Figure 5. KRIT1 regulates FoxO1 expression and activity.

Wild-type (WT), KRIT1^−/− MEFs (K^−/−) and Lv-KRIT1 MEFs re-expressing KRIT1 at low, medium and high levels, respectively (K2/7, K10/6 and K9/6), were analyzed by RT-qPCR and Western blot as described in Materials and Methods. A) RT-qPCR analysis of FoxO1 mRNA expression levels. Results are expressed as relative mRNA level units referred to the average value obtained for the KRIT1^−/− (K^−/−) samples, and represent the mean (± SD) of n≥3 independent RT-qPCR experiments. *P<0.001 versus KRIT1^−/− cells.

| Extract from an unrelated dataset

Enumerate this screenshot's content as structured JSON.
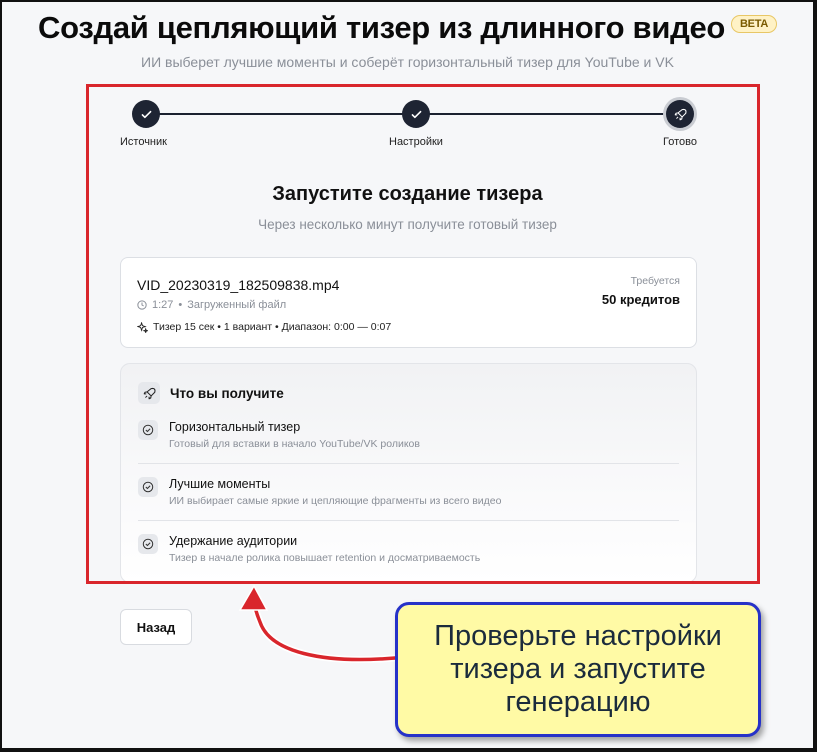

Notice that KRIT1 re-expression in KRIT1^−/− cells caused a significant, dose-dependent upregulation of FoxO1 mRNA levels. B–D) Western blot analysis of FoxO1 protein expression in confluent KRIT1^−/− and Lv-KRIT1 MEFs. Cells were grown to confluence in standard culture conditions, and lysed (B). Alternatively, confluent cells were serum-starved overnight (C) and either left untreated (-FCS) or treated with 10% FCS for 15 min (+FCS) before lysis. In the FoxO1 blots, the upper and lower bands are the phosphorylated and unphosphorylated forms of FoxO1, respectively. (D) To demonstrate that the upward electrophoretic mobility shift of FoxO1 was Akt-dependent, confluent cells were serum-starved overnight and treated with 10% FCS for 15 min (+FCS) either in the absence (-LY) or in the presence (+LY) of the PI3K/Akt pathway inhibitor LY294002. Phospho-Akt levels were determined with an antibody to phospho-serine 473. The undetermined 95 kDa band detected by the K1 antibody and Tubulin served as loading controls. Notice that the expression level of FoxO1 is reduced and the ratio of phosphorylated to unphosphorylated forms of FoxO1 is increased in KRIT1^−/− MEFs compared with Lv-KRIT1 MEFs.